Thousands flee after RAF jets blast ISIS truck bombs and troops as Iraqi forces battle to retake Mosul

BRITISH war jets blasted ISIS truck bombs and troops as desperate suicide squads continued to thwart Iraqi forces battling to retake Mosul yesterday.
The RAF took part in strikes around the northern Iraqi city, destroying a lorry packed with high explosives as it was steered towards the front line.
British aircraft were also revealed to have hit ground troops carrying improvised bombs and anti-tank guns on the third day of the pivotal ground offensive.
But kamikaze maniacs were continuing to hold up the push towards the terror group’s Iraqi power base yesterday.
Terrifying video footage emerged of a jihadi maniac detonating his suicide vest as he was captured by Kurdish Peshmerga forces.
He triggered the devices after being wounded, sending his mutilated body spiralling into the air.
Kurdish soldiers could be seen riddling him with more bullets on the ground but his suicide blast failed to injure anyone else.
US troops supporting the crucial push with British special forces said evidence had emerged that ISIS cowards were using civilians as human shields.
They also torched oil wells in an echo of Saddam Hussein’s tactics in Kuwait in 1991.
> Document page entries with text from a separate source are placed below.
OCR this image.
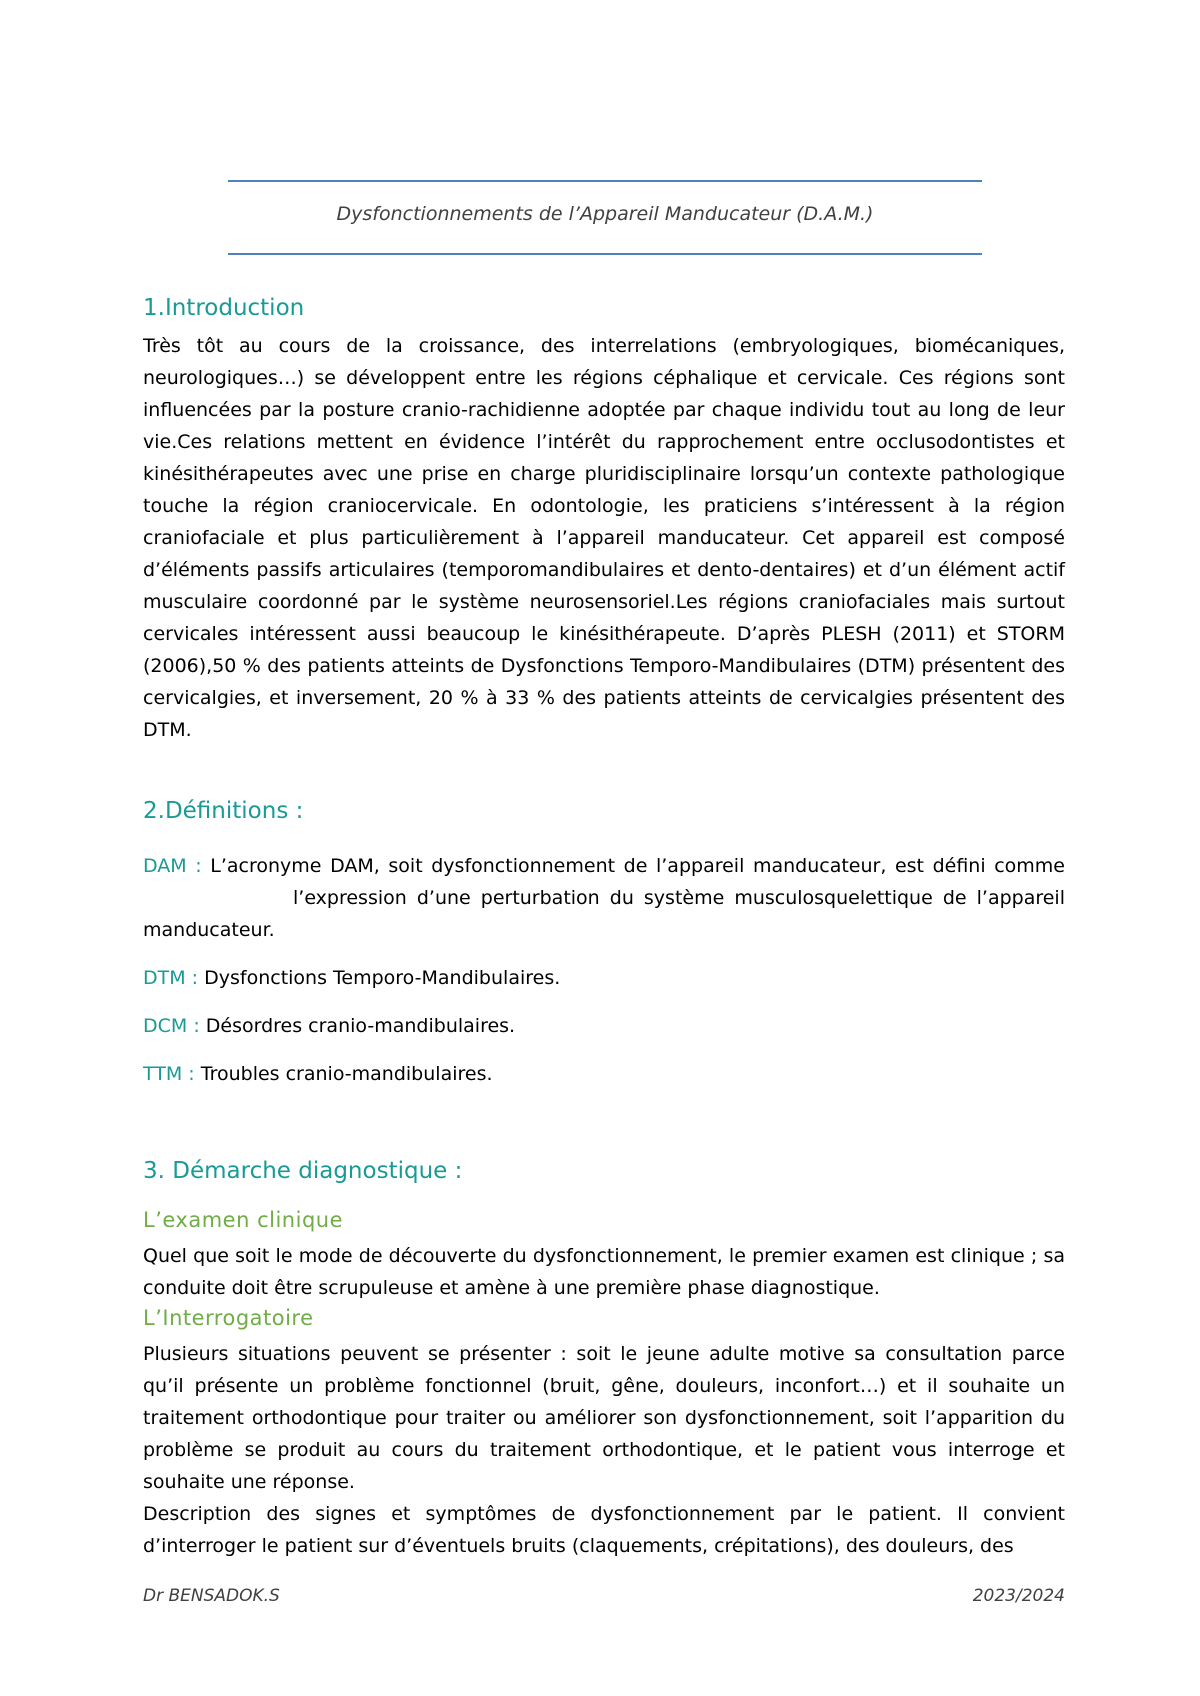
Dysfonctionnements de l’Appareil Manducateur (D.A.M.)
1.Introduction
Très tôt au cours de la croissance, des interrelations (embryologiques, biomécaniques, neurologiques…) se développent entre les régions céphalique et cervicale. Ces régions sont influencées par la posture cranio-rachidienne adoptée par chaque individu tout au long de leur vie.Ces relations mettent en évidence l’intérêt du rapprochement entre occlusodontistes et kinésithérapeutes avec une prise en charge pluridisciplinaire lorsqu’un contexte pathologique touche la région craniocervicale. En odontologie, les praticiens s’intéressent à la région craniofaciale et plus particulièrement à l’appareil manducateur. Cet appareil est composé d’éléments passifs articulaires (temporomandibulaires et dento-dentaires) et d’un élément actif musculaire coordonné par le système neurosensoriel.Les régions craniofaciales mais surtout cervicales intéressent aussi beaucoup le kinésithérapeute. D’après PLESH (2011) et STORM (2006),50 % des patients atteints de Dysfonctions Temporo-Mandibulaires (DTM) présentent des cervicalgies, et inversement, 20 % à 33 % des patients atteints de cervicalgies présentent des DTM.
2.Définitions :
DAM : L’acronyme DAM, soit dysfonctionnement de l’appareil manducateur, est défini commel’expression d’une perturbation du système musculosquelettique de l’appareil manducateur.
DTM : Dysfonctions Temporo-Mandibulaires.
DCM : Désordres cranio-mandibulaires.
TTM : Troubles cranio-mandibulaires.
3. Démarche diagnostique :
L’examen clinique
Quel que soit le mode de découverte du dysfonctionnement, le premier examen est clinique ; sa conduite doit être scrupuleuse et amène à une première phase diagnostique.
L’Interrogatoire
Plusieurs situations peuvent se présenter : soit le jeune adulte motive sa consultation parce qu’il présente un problème fonctionnel (bruit, gêne, douleurs, inconfort…) et il souhaite un traitement orthodontique pour traiter ou améliorer son dysfonctionnement, soit l’apparition du problème se produit au cours du traitement orthodontique, et le patient vous interroge et souhaite une réponse.
Description des signes et symptômes de dysfonctionnement par le patient. Il convient d’interroger le patient sur d’éventuels bruits (claquements, crépitations), des douleurs, des
Dr BENSADOK.S	2023/2024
The tactic was seen as ISIS were driven out of 10 villages on the outskirts of Mosul in the latest stage of the operation mounted by Iraqi and Kurdish forces.
But commanders who urged entrenched jihadi fighters to surrender said it could still take weeks or months to oust them after saluting early successes.
And humanitarian crisis was looming as thousands of desperate civilians began fleeing the imminent bloodbath.
About 5,000 people, mostly women and children, have already arrived at the Al Hol camp from the
Mosul area in the last 10 days with at least 1,000 more gathering at the border.
Many had already paid people smugglers amid concern some would attempt to head further west into Europe.
Up to one million people could be forced to flee as a final assault nears and many will need shelter.
UK Defence Secretary Sir Michael Fallon said the liberation of Mosul would be a “big moment” in the war against ISIS, also known as Daesh.
Officials revealed a British Reaper drone was in action south-east of the Mosul, attacking a mortar position, an armed truck and IS anti-tank teams.
A Typhoon fighter south of Mosul blitzed another truck bomb with a Paveway IV guided bomb.
Another Reaper later targeted two groups of IS fighters and an armed truck, while Typhoons to the north-east of the city hit targets including improvised explosive devices, or IEDs.
Up to 1.5million people including 5,000 terror troops are believed to be inside Mosul as coalition forces close in on three sides.
Allied forces in the outlying village of Al-Shura south of Mosul screened groups of heavily bearded men who said they had been banned from shaving or smoking by ISIS.